Green things, full of confidence and ambition, were reasserting themselves everywhere. The effect of all this was much more powerful than the kind of abandonment we are all familiar with, because this was so total, and the Northeast had been so vastly and intricately populated.

The thousands of fragile reminders of human presence intensified the emptiness.

The New York Standard Metropolitan Statistical Area contained nine million people in 1987. The official population is now seven thousand. According to General George Briggs, USA, the Commandant of the New York Military Area, there are roughly twenty thousand illegal inhabitants in the city. Officially, New York is a Red Zone, under martial law with a twenty-four-hour curfew, violators to be shot on sight.
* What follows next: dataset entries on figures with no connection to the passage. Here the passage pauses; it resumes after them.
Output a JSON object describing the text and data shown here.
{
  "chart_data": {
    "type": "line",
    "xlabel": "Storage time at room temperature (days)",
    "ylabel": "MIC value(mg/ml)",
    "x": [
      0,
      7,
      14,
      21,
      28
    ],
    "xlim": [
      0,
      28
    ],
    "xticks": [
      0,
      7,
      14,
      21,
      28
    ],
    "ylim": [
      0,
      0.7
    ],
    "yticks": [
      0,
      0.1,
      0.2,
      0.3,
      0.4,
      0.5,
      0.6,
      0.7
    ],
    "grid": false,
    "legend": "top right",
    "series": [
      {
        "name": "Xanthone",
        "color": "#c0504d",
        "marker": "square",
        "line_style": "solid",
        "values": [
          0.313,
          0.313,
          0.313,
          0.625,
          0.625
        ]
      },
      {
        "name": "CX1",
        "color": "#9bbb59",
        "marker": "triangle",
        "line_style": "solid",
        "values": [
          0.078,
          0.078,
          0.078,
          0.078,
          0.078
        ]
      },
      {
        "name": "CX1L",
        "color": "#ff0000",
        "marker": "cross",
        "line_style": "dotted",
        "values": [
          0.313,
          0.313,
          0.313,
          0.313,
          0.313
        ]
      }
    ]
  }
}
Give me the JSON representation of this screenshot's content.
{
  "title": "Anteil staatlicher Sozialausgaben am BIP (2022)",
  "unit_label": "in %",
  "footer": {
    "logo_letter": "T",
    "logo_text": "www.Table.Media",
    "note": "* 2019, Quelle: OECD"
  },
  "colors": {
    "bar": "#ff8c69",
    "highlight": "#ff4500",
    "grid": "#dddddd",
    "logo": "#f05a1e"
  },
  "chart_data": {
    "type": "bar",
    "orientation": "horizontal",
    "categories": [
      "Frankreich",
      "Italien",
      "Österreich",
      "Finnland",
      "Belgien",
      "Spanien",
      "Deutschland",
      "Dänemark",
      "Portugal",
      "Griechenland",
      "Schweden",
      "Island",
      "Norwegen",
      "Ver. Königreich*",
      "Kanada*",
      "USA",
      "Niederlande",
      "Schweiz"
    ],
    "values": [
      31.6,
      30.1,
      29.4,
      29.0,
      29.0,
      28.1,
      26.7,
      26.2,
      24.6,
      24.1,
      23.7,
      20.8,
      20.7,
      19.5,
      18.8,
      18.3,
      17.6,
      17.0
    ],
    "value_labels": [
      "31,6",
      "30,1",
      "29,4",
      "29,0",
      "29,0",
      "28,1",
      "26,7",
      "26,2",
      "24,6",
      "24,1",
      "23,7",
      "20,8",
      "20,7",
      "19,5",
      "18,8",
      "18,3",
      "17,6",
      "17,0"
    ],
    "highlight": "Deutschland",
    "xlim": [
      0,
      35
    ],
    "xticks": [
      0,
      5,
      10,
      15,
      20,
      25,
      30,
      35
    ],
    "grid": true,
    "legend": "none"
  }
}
But General Briggs, a tall man with narrow gunsights of eyes, said that his men hadn’t ever shot anybody. “There’s been sufficient death here,” he said.

Amtrak goes as far south as White Plains. From there it is possible to take a bus east to Stamford, but there is no public transportation into New York at all.

We arrived at the White Plains station on the Twentieth Century, which we had left in Cleveland for our detour to Pittsburgh.

From the moment we got off the train, we were aware of two things: this was U.S. Army territory, and there was a massive salvage operation going on.